RP-Mod & RP-Crowd: Moderator- and Crowd-Annotated German News Comment Datasets
Talk title: RP-Mod & RP-Crowd: Moderator- and Crowd-Annotated German News Comment Datasets
Speaker affiliation: Dennis Assenmacher, Chair of Data Science: Statistics and Optimizations, University of Münster
Talk abstract: Abuse and hate are penetrating social media and many comment sections of news media companies. These platform providers invest considerable efforts to moderate user-generated contributions to prevent losing readers who get appalled by inappropriate texts. This is further enforced by legislative actions, which make non-clearance of these comments a punishable action. While (semi-)automated solutions using Natural Language Processing and advanced Machine Learning techniques are getting increasingly sophisticated, the domain of abusive language detection still struggles as large non-English and well-curated datasets are scarce or not publicly available. In this talk, I elaborate on the largest annotated German abusive language comment datasets to date, published in the context of a research project between the University of Münster and one of the largest newspaper outlets in Germany, the Rheinische Post. In contrast to existing datasets, we achieve a high labeling standard by conducting a thorough crowd-based annotation study that complements professional moderators' decisions, which are also included in the dataset. We compare and cross-evaluate the performance of baseline algorithms and state-of-the-art transformer-based language models, which are fine-tuned on our datasets and an existing alternative, showing the usefulness for the community.
Short bio: Dennis Assenmacher is a computational social scientist at the GESIS Leibnitz Institute for the Social Sciences.
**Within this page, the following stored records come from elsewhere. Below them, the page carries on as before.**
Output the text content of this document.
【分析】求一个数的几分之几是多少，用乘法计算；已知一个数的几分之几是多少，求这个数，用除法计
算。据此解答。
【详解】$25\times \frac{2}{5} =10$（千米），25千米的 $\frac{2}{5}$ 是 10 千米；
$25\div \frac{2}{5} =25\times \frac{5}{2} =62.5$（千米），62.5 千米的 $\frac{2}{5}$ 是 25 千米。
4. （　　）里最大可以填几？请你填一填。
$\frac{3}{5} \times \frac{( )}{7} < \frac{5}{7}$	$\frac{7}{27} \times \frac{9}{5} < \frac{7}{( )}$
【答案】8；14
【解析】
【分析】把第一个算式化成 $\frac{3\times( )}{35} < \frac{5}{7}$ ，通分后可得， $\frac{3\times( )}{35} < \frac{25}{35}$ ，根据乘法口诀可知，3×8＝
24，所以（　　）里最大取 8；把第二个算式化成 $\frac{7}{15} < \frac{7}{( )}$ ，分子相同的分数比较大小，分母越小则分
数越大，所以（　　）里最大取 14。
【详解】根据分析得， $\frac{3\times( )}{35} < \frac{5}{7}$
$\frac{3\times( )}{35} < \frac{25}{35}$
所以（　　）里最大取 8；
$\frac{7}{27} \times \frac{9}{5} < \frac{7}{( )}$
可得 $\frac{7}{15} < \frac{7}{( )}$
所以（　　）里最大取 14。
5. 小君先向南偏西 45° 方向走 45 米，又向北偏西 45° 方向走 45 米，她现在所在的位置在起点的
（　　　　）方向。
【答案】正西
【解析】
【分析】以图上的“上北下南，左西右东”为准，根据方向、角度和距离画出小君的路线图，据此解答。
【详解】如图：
He is part of the Data Science (DS) team at the Department of Computational Social Science (CSS). The team's mission is to develop and evaluate models based on behavioral data to analyze socio-cultural phenomena. His current research is concerned with harmful communication in online media, focusing on social bots and abusive language detection. He holds an MSc. in Information Systems from the University of Münster and recently submitted his dissertation at the Chair of Data Science: Statistics and Optimizations, University of Münster.